One More For The Road

I thought given the fact that I just finished my 6th (holy crap, seriously, 6th?!) week of isolation, I needed to write about something a little lighter!

I met my first boyfriend at a skating rink where I used to figure skate poorly and play hockey a little bit better (I was a goalie, less skating is required!). I was young and he was a little bit older. I knew him for a full year before we started "flirting" - such as it is when you are young - and I remember when I first met him thinking how cute he was with his blonde hair that curled just a bit over his forehead. And yet years later when we parted ways, looking back, somehow all of it seems less cute to me!

I don't think back on him with wistfulness or any regrets but rather with a very thankful heart that my first foray into the romantic was with such a kind, respectful and sweet person. There is no doubt, my first boyfriend set the tone for future men in my life, and set an expectation for me that men would be kind and respectful. Turns out, that isn't always the case but I am glad that I had a role model in my past to remind me what I should expect.

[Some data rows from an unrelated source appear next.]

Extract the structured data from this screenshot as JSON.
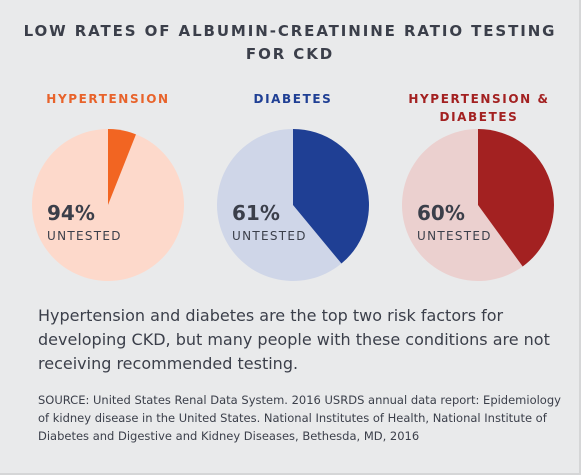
{
  "title": "LOW RATES OF ALBUMIN-CREATININE RATIO TESTING FOR CKD",
  "chart_data": [
    {
      "type": "pie",
      "title": "HYPERTENSION",
      "slices": [
        {
          "label": "UNTESTED",
          "value": 94,
          "color": "#fdd9cb"
        },
        {
          "label": "",
          "value": 6,
          "color": "#f26522"
        }
      ],
      "percent_label": "94%",
      "sub_label": "UNTESTED",
      "title_color": "#e8632b"
    },
    {
      "type": "pie",
      "title": "DIABETES",
      "slices": [
        {
          "label": "UNTESTED",
          "value": 61,
          "color": "#cfd6e8"
        },
        {
          "label": "",
          "value": 39,
          "color": "#1f3f94"
        }
      ],
      "percent_label": "61%",
      "sub_label": "UNTESTED",
      "title_color": "#1f3f94"
    },
    {
      "type": "pie",
      "title": "HYPERTENSION & DIABETES",
      "slices": [
        {
          "label": "UNTESTED",
          "value": 60,
          "color": "#ebd0cf"
        },
        {
          "label": "",
          "value": 40,
          "color": "#a32121"
        }
      ],
      "percent_label": "60%",
      "sub_label": "UNTESTED",
      "title_color": "#a32121"
    }
  ],
  "description": "Hypertension and diabetes are the top two risk factors for developing CKD, but many people with these conditions are not receiving recommended testing.",
  "source": "SOURCE: United States Renal Data System. 2016 USRDS annual data report: Epidemiology of kidney disease in the United States. National Institutes of Health, National Institute of Diabetes and Digestive and Kidney Diseases, Bethesda, MD, 2016"
}
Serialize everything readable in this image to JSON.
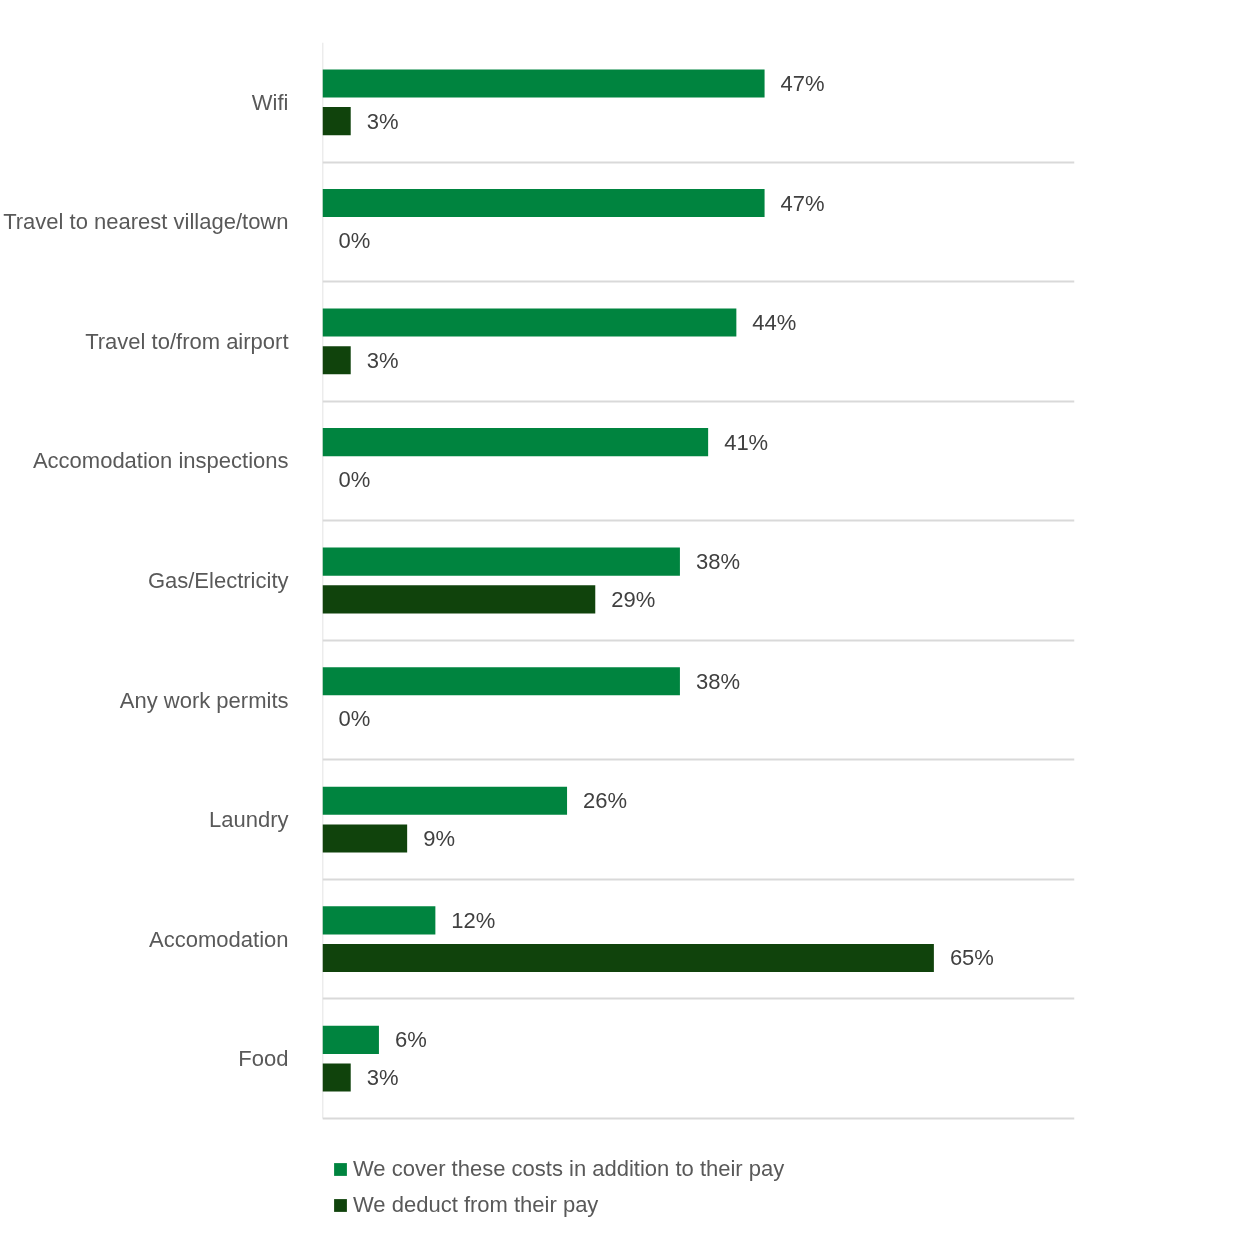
{
  "chart_data": {
    "type": "bar",
    "orientation": "horizontal",
    "categories": [
      "Wifi",
      "Travel to nearest village/town",
      "Travel to/from airport",
      "Accomodation inspections",
      "Gas/Electricity",
      "Any work permits",
      "Laundry",
      "Accomodation",
      "Food"
    ],
    "series": [
      {
        "name": "We cover these costs in addition to their pay",
        "color": "#00843f",
        "values": [
          47,
          47,
          44,
          41,
          38,
          38,
          26,
          12,
          6
        ],
        "value_labels": [
          "47%",
          "47%",
          "44%",
          "41%",
          "38%",
          "38%",
          "26%",
          "12%",
          "6%"
        ]
      },
      {
        "name": "We deduct from their pay",
        "color": "#10430c",
        "values": [
          3,
          0,
          3,
          0,
          29,
          0,
          9,
          65,
          3
        ],
        "value_labels": [
          "3%",
          "0%",
          "3%",
          "0%",
          "29%",
          "0%",
          "9%",
          "65%",
          "3%"
        ]
      }
    ],
    "tick_labels": "y",
    "grid": "y",
    "legend": "bottom"
  }
}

My parents didn't dislike him, but given the situation and our age difference my parents were not pleased exactly. I remember my dad once telling me that they didn't want to take prohibitive measures against my relationship with him because I would defy it - and sure enough that did prove to be the case when it came to that. And in retrospect I can realize that of course my parents would have been skeptical about my behavior or my intentions because if I had a fifteen year old daughter now I would surely be at least a little skeptical, too!

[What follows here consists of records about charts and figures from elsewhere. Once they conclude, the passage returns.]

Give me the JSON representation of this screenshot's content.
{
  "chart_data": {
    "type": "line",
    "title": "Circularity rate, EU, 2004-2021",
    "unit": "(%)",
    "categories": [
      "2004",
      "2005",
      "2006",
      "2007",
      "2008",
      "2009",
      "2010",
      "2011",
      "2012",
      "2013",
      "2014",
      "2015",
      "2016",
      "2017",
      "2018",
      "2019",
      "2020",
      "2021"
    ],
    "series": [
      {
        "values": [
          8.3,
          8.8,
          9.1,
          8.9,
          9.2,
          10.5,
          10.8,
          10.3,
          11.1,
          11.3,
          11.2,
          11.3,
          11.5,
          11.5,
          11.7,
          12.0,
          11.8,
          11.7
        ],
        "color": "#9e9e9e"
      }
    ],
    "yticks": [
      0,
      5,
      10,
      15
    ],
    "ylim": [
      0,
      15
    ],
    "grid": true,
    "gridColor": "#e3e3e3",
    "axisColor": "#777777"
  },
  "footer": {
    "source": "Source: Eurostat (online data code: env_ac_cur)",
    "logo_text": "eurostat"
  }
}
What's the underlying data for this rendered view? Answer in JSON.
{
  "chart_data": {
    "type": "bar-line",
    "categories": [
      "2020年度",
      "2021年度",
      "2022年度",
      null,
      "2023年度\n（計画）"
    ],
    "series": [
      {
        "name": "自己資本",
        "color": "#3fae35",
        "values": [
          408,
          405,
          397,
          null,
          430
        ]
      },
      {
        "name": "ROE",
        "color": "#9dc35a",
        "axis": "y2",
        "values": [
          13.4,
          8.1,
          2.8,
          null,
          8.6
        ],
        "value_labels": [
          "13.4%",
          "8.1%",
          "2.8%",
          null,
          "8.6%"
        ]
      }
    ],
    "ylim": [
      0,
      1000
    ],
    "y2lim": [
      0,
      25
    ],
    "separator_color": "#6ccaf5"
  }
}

However, my parents were not only just worried that I'd end up pregnant and alone, I don't think. I think they worried that I would settle before I had a chance to see what the world held for me. Looking back, I don't think they could have asked for a better first boyfriend for me either. Because, not only did he never pressure me physically (as my childhood best friend and I used to say, we would never "unshackle" for the wrong man or too soon!), he also did not want to do anything that would smother my potential for the future.

My first boyfriend really did believe in me, he believed I would grow up to achieve great things and he never wanted to be the thing that stood in the way of that. And even after our defiance to be together, we recognized as we got older that we were growing in different directions. And when the time came, we split apart in such a peaceful, affectionate way that is really set a false expectation of what future breakups would be like for sure!

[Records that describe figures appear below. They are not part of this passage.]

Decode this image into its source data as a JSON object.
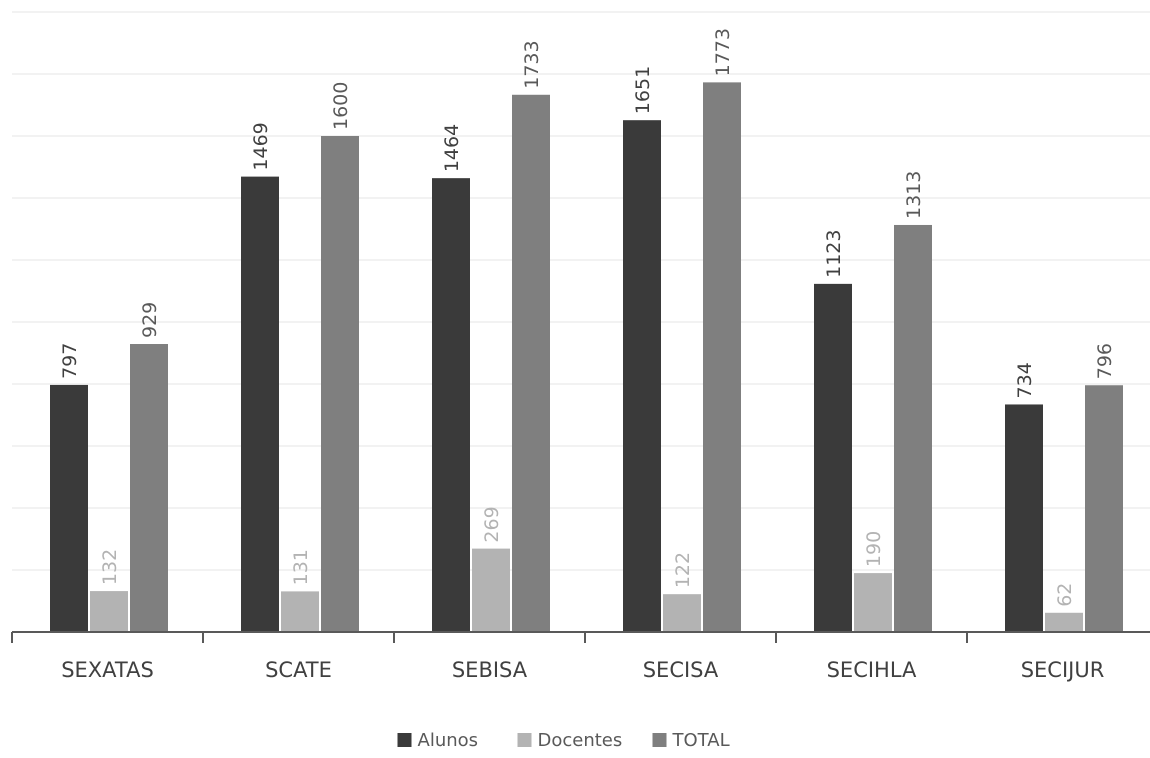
{
  "chart_data": {
    "type": "bar",
    "categories": [
      "SEXATAS",
      "SCATE",
      "SEBISA",
      "SECISA",
      "SECIHLA",
      "SECIJUR"
    ],
    "series": [
      {
        "name": "Alunos",
        "color": "#3a3a3a",
        "label_color": "#404040",
        "values": [
          797,
          1469,
          1464,
          1651,
          1123,
          734
        ]
      },
      {
        "name": "Docentes",
        "color": "#b3b3b3",
        "label_color": "#b3b3b3",
        "values": [
          132,
          131,
          269,
          122,
          190,
          62
        ]
      },
      {
        "name": "TOTAL",
        "color": "#7f7f7f",
        "label_color": "#595959",
        "values": [
          929,
          1600,
          1733,
          1773,
          1313,
          796
        ]
      }
    ],
    "ylim": [
      0,
      2000
    ],
    "grid": true,
    "legend": "bottom"
  }
}
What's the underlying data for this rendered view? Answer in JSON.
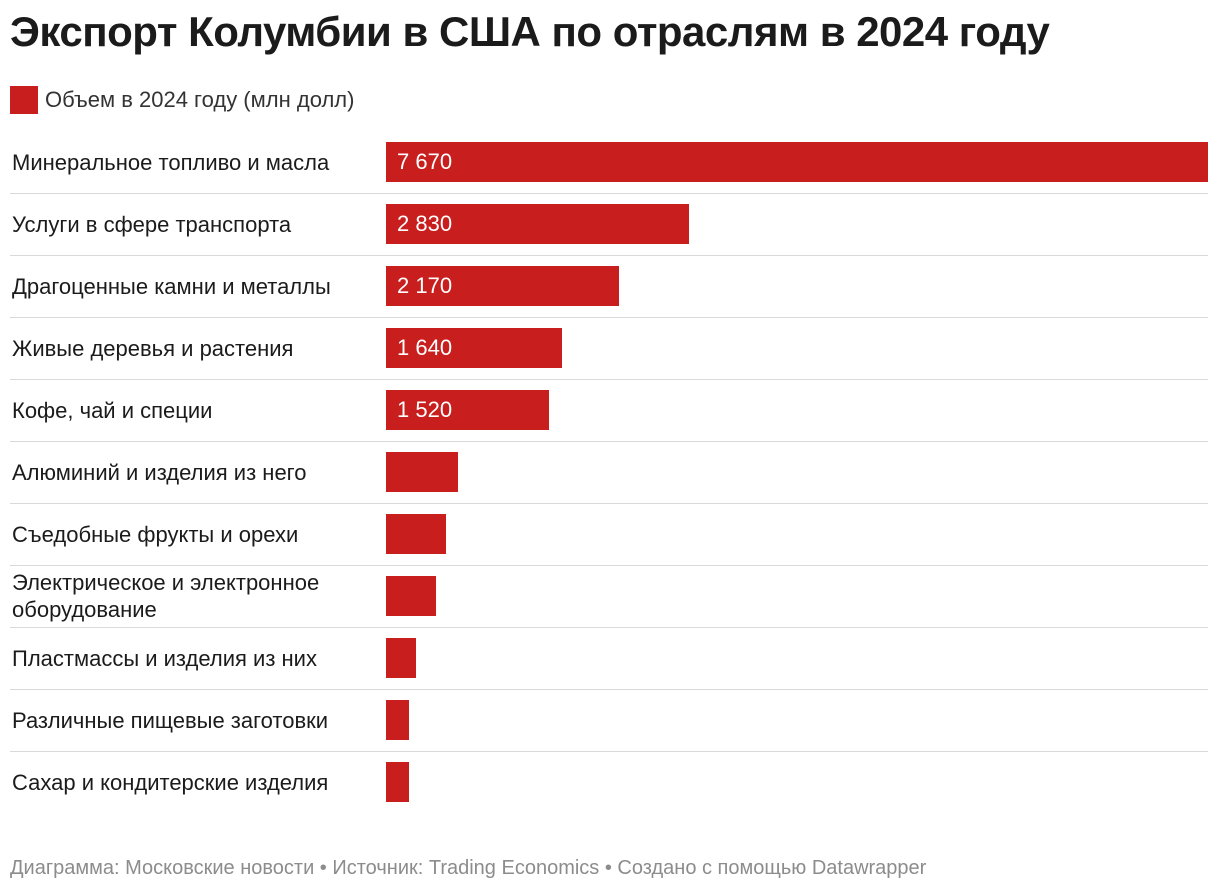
{
  "title": "Экспорт Колумбии в США по отраслям в 2024 году",
  "legend": {
    "label": "Объем в 2024 году (млн долл)",
    "color": "#c91e1e"
  },
  "colors": {
    "bar": "#c91e1e",
    "separator": "#d9d9d9",
    "footer": "#8c8c8c"
  },
  "chart_data": {
    "type": "bar",
    "orientation": "horizontal",
    "title": "Экспорт Колумбии в США по отраслям в 2024 году",
    "series": [
      {
        "name": "Объем в 2024 году (млн долл)",
        "values": [
          7670,
          2830,
          2170,
          1640,
          1520,
          670,
          560,
          470,
          280,
          210,
          210
        ]
      }
    ],
    "categories": [
      "Минеральное топливо и масла",
      "Услуги в сфере транспорта",
      "Драгоценные камни и металлы",
      "Живые деревья и растения",
      "Кофе, чай и специи",
      "Алюминий и изделия из него",
      "Съедобные фрукты и орехи",
      "Электрическое и электронное оборудование",
      "Пластмассы и изделия из них",
      "Различные пищевые заготовки",
      "Сахар и кондитерские изделия"
    ],
    "value_labels": [
      "7 670",
      "2 830",
      "2 170",
      "1 640",
      "1 520",
      "",
      "",
      "",
      "",
      "",
      ""
    ],
    "xlim": [
      0,
      7670
    ]
  },
  "footer": "Диаграмма: Московские новости • Источник: Trading Economics • Создано с помощью Datawrapper"
}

He always had his own interests and passions. I was part of his life but I really appreciated even at a young age that he had other things in his life than me and I grew up wanting and respecting that my partner would have their own pursuits outside of me. It is healthy. He never made me responsible for his happiness, nor did he try to be responsible for mine which I think was so important.

He was also extremely dependable and emotionally stable. Despite our youth, looking back even now, my trust in him was well placed. He made a point of actively caring for me, being kind, being consistent. He set an expectation in me that this was the bare minimum in relationships - and so it was staggering in the years to come to find out not every man is like this. But it reminded me that it is is possible, and that I am worthy of it, and kept me searching for something that matched my expectations.

Even after we broke up, for a short time (until I moved to Texas) we kept in touch and occasionally would meet for an ice cream or something to just catch up. And as always he was kind, never snide or disrespectful at all. The aftermath of our youthful romance proved that all of his kindness and respectfulness was very genuine.

I believe he went on to marry, run his own business and have a handful of daughters and never lost his passion for the things in life that he loved and I am glad that we both moved on to things that were better for us. I rarely think about him, but I believe that first influence he had on me set an expectation within me that I carry to this day.

However, when I do think of him, I almost always think of the first time he kissed me. It was Christmas time and I was not expecting it at all (I had a huge piece of candy cane in my mouth!). We sort of stood there awkwardly after and then he said, "One more for the road" and kissed me again. And I just think it was such a dorky thing to do and every time I hear that phrase I always laugh and remember him.